Change the Casting, Change the World
During the South by Southwest Film or Interactive Conferences in Austin, Texas there was a giant ferris wheel that appeared just south of the state capitol building. The ferris wheel that added a touch of boardwalk to the downtown business district was promoting a television show about a computer hacker called Mr. Robot. The show’s cast includes 80s teen heartthrob Christian Slater.
Slater was at the festival to promote and discuss Mr. Robot at the packed panel on “Coding on Camera: Mr. Robot and Authenticity on TV.” I was at the panel because of my Slater fangirl past.
While taking way too-many pictures of Slater I was caught off guard when one of the audience members asked show creator and executive producer Sam Esmail if the choice to put women and actors of color in tech roles in the show was a conscious choice. His answer: it had more to do with the actors who were available, but it was a good thing if it promoted more diversity in technology.
Diversity and access to technology is an important topic that matters to our country. President Barack Obama even addressed the ongoing problem of the “digital divide” (the gap between those who have easy digital access and those who don’t) when he gave the keynote at South by Southwest. Being lucky enough to have high speed digital access at home, I was able to stream his talk his talk from my sofa, without either standing in line for hours or putting on my going-out pants.
After the President spoke, I realized that the issue of what technology means for us as a society is one that I’ve been thinking about a lot recently.
My niece Elizabeth is in high school near Boston and will soon be deciding where to go to college and what to study. Her recent years have included selling enough Girl Scout cookies to go to Europe with her Girl Scout troupe and doing several projects for fun involving computer programming. Over the years she has gone to various camps and events for kids interested in science, technology, engineering and mathematics (STEM). Often she has been the only girl at a particular camp.
It was hard not to think of Liz as I went to panel after panel during the South by Southwest Interactive Conference, where I somehow managed to stumble into multiple panels on diversity. I saw a tech keynote on “Elephant in the Valley” with Megan Smith (The White House Chief Technology Officer) talking about women in technology; then I saw a panel with Harvard University Professor Henry Gates and the popular-on-PBS documentary filmmaker Ken Burns discussing current racial tension in America.

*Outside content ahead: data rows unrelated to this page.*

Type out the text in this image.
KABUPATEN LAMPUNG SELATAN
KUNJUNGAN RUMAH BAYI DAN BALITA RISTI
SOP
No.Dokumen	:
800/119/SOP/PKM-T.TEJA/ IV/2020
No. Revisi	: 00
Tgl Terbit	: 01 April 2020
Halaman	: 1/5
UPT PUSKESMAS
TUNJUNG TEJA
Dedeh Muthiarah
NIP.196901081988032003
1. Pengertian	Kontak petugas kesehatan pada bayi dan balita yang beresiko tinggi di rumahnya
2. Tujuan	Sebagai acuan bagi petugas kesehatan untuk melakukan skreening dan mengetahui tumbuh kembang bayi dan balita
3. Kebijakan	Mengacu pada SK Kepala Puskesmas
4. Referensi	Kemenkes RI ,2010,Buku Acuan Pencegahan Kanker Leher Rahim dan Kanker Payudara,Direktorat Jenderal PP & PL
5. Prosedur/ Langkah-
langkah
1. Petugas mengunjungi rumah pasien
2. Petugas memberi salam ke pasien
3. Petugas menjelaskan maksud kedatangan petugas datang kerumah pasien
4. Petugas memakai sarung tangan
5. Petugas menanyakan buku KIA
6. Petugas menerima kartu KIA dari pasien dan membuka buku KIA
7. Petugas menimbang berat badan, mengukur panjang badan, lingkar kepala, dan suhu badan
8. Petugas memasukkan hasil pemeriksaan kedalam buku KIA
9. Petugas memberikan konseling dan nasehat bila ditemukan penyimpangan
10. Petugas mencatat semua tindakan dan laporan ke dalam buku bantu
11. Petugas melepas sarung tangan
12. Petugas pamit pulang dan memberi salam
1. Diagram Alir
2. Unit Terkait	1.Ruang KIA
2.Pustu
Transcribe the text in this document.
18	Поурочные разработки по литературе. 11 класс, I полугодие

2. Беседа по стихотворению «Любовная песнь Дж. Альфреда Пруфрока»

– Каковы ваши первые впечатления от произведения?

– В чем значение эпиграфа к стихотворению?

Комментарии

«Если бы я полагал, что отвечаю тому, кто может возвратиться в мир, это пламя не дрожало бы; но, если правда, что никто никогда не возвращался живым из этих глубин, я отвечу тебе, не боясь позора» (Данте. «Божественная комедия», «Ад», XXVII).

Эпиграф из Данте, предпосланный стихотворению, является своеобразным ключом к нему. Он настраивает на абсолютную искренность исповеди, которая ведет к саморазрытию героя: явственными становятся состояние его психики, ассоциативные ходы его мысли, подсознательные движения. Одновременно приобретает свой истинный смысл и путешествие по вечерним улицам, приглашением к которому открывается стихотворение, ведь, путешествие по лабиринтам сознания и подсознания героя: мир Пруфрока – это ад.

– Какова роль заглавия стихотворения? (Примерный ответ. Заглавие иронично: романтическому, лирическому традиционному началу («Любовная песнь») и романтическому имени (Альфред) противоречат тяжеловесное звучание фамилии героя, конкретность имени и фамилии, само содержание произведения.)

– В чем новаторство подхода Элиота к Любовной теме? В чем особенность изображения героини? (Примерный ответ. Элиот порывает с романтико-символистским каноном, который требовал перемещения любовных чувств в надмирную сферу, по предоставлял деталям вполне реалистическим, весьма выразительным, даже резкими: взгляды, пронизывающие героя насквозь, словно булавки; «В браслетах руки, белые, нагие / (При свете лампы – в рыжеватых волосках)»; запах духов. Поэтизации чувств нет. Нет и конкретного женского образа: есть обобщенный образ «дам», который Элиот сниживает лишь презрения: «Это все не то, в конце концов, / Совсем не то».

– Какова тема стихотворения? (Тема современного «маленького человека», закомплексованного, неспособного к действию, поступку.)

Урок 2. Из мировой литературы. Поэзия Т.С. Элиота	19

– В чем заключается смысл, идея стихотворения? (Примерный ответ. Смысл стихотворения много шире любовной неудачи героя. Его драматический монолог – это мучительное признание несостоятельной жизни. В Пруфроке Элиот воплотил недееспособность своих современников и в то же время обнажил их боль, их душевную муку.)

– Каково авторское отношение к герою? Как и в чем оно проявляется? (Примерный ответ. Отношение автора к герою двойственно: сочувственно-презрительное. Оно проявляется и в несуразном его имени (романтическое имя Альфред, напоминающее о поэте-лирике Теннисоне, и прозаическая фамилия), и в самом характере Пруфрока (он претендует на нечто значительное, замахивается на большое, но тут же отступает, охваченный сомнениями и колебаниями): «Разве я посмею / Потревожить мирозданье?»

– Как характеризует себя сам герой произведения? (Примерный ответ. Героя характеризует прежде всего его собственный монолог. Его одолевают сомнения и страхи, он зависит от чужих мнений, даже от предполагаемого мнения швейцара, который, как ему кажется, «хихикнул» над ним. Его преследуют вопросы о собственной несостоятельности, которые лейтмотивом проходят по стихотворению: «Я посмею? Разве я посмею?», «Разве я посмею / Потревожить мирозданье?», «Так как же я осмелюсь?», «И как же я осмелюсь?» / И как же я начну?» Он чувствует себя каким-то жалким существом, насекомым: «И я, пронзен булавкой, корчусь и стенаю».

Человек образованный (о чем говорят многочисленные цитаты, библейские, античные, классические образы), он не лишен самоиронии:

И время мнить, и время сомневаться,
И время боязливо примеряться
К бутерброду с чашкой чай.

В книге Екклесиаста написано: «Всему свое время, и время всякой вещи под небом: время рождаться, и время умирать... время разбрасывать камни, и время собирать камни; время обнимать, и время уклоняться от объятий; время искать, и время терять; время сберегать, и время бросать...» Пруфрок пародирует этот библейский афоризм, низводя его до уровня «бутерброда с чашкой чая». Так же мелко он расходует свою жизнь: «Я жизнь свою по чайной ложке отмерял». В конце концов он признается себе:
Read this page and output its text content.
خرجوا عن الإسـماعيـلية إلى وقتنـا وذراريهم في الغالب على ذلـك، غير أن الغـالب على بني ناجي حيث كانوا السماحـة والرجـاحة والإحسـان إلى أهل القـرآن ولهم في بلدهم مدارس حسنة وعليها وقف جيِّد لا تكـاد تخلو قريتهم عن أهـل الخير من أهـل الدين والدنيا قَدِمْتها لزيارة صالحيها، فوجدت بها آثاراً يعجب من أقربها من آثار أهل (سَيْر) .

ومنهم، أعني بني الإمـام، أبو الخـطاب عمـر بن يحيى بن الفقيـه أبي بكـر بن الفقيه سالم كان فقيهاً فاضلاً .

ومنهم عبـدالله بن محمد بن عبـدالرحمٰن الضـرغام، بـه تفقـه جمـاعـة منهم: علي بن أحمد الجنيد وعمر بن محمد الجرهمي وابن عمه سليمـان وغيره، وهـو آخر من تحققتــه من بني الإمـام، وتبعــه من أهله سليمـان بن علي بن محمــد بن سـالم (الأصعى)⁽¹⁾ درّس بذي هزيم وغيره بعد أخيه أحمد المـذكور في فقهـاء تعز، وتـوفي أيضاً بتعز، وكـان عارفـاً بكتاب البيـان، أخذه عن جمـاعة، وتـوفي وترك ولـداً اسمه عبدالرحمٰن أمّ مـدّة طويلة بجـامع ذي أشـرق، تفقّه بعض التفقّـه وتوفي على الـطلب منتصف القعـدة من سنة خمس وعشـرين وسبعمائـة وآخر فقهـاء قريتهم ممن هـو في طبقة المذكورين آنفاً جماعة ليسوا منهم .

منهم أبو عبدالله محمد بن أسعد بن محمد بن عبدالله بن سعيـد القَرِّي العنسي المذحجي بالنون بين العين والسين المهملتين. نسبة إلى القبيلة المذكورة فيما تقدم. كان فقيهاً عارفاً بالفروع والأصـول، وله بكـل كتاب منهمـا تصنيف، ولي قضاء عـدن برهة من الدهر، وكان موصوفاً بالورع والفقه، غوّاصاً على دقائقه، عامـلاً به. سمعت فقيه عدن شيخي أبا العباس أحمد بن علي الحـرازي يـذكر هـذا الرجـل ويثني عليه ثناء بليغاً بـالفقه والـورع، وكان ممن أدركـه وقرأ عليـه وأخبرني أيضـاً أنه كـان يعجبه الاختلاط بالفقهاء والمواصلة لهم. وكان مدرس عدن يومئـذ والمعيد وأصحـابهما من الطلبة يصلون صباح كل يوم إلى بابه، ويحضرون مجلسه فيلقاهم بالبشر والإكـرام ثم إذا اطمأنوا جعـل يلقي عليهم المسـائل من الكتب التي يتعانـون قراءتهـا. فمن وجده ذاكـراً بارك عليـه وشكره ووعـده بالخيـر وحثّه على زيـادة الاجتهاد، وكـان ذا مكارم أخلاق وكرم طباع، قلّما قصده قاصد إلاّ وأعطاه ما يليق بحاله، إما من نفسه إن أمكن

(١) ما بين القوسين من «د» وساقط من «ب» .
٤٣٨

What I got from going to these panels is that the substantive issues around diversity and technology and access really matter, but are really hard systemic problems to solve. Yet the question from that audience member at the Mr. Robot panel got me to thinking about media representation and how it might matter for the future.
Research from the Geena Davis Institute on Gender and Media about “Gender Bias Without Borders” tells us that “Men outpace women 7 to 1 in on-screen STEM career roles.” Frankly, the only STEM character I can think of from television is Abby Sciuto, the goth fashion plate, tech genius and basement lab guru from the popular television show NCIS.
Since not everyone gets to go to South by Southwest and see a powerful women from The White House talking about technology firsthand, it’s time to change our overlying cultural perception of who gets to do what as a career. It’s time to start making a real effort towards changing the media perception of people who have jobs in STEM.
If studio heads, advertising directors and other cultural influencers made a real effort to find more women and minorities to fill the tech roles in their screenplays, low-budget films, television commercials and print products, it would help jobs in technology seem more accessible to more people. Let’s start changing the real world by changing the default casting of white male actors as lab techs, “IT guys” and tech support.
It’s hard to dream yourself into a technology-oriented future when you don’t see anyone who looks like you doing it on television, movies and video games.
Fixing the systemic issues behind who is working in technology in the real world is a complicated problem, but fixing it in the imaginary world should be totally doable. Changing the casting in movies and television will maybe help people like my niece envision a place for people who look like her in technology in the future.
The issue of diversity is so important that First Lady Michelle Obama addressed it when she gave the talk on “Let Girls Learn” that opened the South by Southwest Music Conference and Festival.
“If you’ve got a voice at the table, ask: is there diversity around the table? Are there voices and opinions that don’t sound like yours?” the First Lady said near the end of her talk.
Full disclosure: Hanks’ husband co-heads the Podcast crew for SXSW.